Top Glove HQTop Glove HQ

But venturing into property development at this juncture might raise some questions after Rubberex Corp (M) Bhd entered into a conditional deal to take a substantial stake in the development of Empire City Mall.

The company says the proposed diversification exercise comes at a time when the rubber glove industry’s outlook seems to be waning from its peak of supernormal profits and sky-high average selling prices towards normalisation, as Malaysia and the rest of the world enters the endemic phase of the Covid-19 pandemic.

It is good hindsight for the board of Rubberex to venture out at a time when cashflow was still strong for the rubber glove maker. It believes that by capitalising on the current global economic reopening and recovery themes, its first foray and diversification into property investment is in line with the group’s long-term strategy of delivering sustainable growth, steady income and value creation to the shareholders.

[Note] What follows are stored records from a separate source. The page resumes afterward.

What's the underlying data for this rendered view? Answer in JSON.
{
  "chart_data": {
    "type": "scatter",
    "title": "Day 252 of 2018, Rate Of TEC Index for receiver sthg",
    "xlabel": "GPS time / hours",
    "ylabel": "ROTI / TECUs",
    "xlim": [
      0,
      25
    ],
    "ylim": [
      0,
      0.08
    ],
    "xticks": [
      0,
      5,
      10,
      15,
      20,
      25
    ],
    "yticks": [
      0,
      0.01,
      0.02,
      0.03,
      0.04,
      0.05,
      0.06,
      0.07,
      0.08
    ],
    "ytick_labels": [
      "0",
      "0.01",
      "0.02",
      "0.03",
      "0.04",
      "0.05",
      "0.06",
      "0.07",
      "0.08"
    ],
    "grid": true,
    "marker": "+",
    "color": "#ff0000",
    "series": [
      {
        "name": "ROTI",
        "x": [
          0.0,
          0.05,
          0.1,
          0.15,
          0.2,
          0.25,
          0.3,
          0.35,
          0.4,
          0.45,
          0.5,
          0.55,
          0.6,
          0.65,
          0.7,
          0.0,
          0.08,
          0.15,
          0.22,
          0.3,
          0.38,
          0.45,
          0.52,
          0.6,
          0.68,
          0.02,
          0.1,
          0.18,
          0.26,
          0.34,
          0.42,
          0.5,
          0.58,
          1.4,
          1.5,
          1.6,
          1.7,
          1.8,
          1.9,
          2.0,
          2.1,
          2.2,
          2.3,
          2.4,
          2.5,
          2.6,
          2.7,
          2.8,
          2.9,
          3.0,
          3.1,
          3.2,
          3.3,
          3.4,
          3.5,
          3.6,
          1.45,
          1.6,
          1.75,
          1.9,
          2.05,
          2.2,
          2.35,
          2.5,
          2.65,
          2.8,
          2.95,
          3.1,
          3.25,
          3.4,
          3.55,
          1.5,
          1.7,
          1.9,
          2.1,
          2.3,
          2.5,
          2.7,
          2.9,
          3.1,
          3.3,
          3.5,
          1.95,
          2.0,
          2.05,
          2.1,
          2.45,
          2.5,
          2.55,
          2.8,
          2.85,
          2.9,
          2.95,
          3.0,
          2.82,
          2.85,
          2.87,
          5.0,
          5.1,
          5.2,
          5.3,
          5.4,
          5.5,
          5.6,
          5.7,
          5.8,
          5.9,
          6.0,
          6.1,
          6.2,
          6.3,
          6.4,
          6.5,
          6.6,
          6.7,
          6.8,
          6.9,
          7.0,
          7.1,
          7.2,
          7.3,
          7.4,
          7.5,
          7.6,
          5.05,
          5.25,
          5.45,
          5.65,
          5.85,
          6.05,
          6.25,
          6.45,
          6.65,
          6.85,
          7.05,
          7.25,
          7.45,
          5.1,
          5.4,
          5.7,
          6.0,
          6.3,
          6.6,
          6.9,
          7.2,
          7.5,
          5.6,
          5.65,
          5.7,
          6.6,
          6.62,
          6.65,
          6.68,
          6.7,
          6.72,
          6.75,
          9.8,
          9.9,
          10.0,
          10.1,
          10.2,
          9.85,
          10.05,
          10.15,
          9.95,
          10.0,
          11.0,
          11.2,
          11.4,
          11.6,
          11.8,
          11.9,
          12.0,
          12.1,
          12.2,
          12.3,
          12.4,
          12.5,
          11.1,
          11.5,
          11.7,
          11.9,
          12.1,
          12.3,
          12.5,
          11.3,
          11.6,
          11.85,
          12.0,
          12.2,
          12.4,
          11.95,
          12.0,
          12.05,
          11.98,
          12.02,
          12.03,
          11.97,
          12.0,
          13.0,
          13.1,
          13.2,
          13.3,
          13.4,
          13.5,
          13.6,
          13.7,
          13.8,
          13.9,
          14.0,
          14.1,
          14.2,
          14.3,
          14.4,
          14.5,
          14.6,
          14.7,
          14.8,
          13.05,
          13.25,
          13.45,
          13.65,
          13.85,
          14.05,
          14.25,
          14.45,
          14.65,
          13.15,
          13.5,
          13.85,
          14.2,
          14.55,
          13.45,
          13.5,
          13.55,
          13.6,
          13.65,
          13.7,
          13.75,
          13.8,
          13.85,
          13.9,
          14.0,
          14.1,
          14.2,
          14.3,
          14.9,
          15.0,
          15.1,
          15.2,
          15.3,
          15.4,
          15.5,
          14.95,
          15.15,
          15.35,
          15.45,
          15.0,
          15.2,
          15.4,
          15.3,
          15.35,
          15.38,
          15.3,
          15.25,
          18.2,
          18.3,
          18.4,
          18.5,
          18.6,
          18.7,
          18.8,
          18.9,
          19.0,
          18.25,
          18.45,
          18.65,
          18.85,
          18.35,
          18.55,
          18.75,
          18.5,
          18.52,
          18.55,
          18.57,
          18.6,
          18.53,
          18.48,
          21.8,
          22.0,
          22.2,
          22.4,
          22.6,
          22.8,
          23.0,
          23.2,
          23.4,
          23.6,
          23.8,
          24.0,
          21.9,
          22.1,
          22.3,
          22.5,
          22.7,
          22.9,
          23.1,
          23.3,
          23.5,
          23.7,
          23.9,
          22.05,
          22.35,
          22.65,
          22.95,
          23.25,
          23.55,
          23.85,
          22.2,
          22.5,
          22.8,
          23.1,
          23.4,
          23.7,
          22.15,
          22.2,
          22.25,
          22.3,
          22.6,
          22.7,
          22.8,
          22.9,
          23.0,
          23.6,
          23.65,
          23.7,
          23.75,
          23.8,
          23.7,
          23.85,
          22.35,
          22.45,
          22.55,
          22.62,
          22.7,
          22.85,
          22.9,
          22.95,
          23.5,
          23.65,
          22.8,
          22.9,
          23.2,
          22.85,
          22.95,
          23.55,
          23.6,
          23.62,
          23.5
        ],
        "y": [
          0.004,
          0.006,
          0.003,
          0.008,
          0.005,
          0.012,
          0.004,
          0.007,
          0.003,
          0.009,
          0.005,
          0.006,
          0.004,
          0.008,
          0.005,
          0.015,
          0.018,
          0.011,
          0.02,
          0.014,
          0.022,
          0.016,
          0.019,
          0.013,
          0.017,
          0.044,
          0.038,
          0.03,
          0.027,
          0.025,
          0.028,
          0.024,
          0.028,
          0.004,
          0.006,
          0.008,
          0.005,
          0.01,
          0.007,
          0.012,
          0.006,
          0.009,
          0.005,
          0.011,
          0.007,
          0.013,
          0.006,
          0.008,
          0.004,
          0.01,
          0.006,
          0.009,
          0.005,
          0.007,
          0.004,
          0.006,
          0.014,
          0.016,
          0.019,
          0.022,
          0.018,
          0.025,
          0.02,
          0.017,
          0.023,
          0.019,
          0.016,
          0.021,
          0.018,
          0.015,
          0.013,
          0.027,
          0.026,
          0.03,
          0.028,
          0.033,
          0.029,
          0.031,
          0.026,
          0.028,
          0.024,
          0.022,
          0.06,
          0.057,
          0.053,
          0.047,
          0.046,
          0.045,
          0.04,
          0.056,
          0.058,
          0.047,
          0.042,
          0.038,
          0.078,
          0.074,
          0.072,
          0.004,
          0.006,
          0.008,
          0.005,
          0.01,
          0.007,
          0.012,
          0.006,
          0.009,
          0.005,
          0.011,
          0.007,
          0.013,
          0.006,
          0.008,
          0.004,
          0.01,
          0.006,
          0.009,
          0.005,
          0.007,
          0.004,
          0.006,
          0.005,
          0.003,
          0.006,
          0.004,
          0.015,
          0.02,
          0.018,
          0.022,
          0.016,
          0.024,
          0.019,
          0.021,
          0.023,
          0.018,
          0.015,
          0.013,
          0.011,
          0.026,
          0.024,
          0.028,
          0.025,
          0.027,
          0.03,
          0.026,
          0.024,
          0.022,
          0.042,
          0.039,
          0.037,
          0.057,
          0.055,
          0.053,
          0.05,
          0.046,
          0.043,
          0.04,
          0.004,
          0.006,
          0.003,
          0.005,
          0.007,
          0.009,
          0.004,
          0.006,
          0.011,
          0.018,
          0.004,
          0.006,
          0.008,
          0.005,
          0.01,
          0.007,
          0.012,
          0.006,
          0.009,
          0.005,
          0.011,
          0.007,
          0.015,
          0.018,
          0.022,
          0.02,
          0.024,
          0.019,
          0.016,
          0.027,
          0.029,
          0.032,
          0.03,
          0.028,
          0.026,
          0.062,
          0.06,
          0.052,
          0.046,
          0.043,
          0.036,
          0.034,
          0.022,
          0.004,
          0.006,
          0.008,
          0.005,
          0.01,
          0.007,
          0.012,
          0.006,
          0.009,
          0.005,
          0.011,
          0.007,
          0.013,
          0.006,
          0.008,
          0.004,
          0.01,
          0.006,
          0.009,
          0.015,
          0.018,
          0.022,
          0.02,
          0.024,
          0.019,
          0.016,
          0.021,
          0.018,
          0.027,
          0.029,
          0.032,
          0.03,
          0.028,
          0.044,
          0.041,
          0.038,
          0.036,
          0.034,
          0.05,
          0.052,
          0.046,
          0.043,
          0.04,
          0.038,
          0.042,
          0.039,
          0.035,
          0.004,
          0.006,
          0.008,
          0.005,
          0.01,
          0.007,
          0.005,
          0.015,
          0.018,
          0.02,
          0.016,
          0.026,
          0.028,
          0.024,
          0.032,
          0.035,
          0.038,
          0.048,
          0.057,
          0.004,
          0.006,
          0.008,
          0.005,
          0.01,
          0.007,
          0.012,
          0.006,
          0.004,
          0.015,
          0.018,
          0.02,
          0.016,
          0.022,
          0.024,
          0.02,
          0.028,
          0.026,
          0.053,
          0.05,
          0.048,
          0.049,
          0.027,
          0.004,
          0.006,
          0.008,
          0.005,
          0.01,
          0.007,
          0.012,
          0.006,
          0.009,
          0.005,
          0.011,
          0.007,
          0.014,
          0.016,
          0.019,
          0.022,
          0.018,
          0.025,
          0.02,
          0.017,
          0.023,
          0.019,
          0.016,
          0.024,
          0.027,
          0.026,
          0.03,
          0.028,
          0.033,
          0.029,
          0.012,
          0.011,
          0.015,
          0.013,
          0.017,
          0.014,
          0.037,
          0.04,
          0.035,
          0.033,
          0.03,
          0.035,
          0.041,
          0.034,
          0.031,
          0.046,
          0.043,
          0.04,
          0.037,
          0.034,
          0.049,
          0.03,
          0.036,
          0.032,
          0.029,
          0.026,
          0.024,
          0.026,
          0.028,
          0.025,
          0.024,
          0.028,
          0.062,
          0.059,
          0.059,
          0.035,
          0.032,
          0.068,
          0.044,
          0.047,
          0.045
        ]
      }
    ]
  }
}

Empire City Mall has a strategic location going for the development and has been independently valued at RM1bil. The question that bears watching is whether the high-rise development can galvanise buying interest at a time when the overhang in property is still high and what other glove companies do to take advantage of what Rubberex says is a period before the supernormal profit starts to ebb.

M&A Securities reversing into SYF

SOME shareholders of SYF Resources Bhd weren’t too impressed with the proposed exercise in which boutique investment bank M&A Securities Bhd gets reversed into their company. SYF shares dropped by almost 20% since the announcement. However, it should be noted that SYF’s shares were trading at a mere 17 sen a year ago.

The exercise is a detailed one involving new share issuance – a total of 1.58 billion new SYF shares at an issue price of 14 sen per share – plus a planned dividend to SYF shareholders of a total of 18 sen per share.

There is also a rights issue and a restructured issuance of new shares to certain eligible directors and employees of the enlarged SYF and others.

M&A Securities is valuing itself at 1.2 times its book value. That may be higher than most banks listed on Bursa Malaysia but one could argue that M&A Securities is quite different from banks.

It is a very niche player in financial services and does not have the kind of huge asset base and related compliance pressures on it compared with banks. These, in turn, tends to hinder bank’s growth and margins, comparatively speaking.

M&A Securities posted a net profit of RM18.81mil for the financial year ended June 30, 2021, a doubling from RM9.22mil a year earlier. Considering the many deals that M&A Securities can be seen to be involved in, its profits are likely to keep growing.

Aside from that, with M&A Securities listed through this exercise, it no longer needs to rely on its parent Insas Bhd as its sole funding source.

While Insas will end up with a massive 75.9% stake in the new entity, which will be called M&A Capital Bhd, there is now the possibility of new strategic shareholders coming in to not only bring more capital but also new deal flows and perhaps into new growth markets overseas.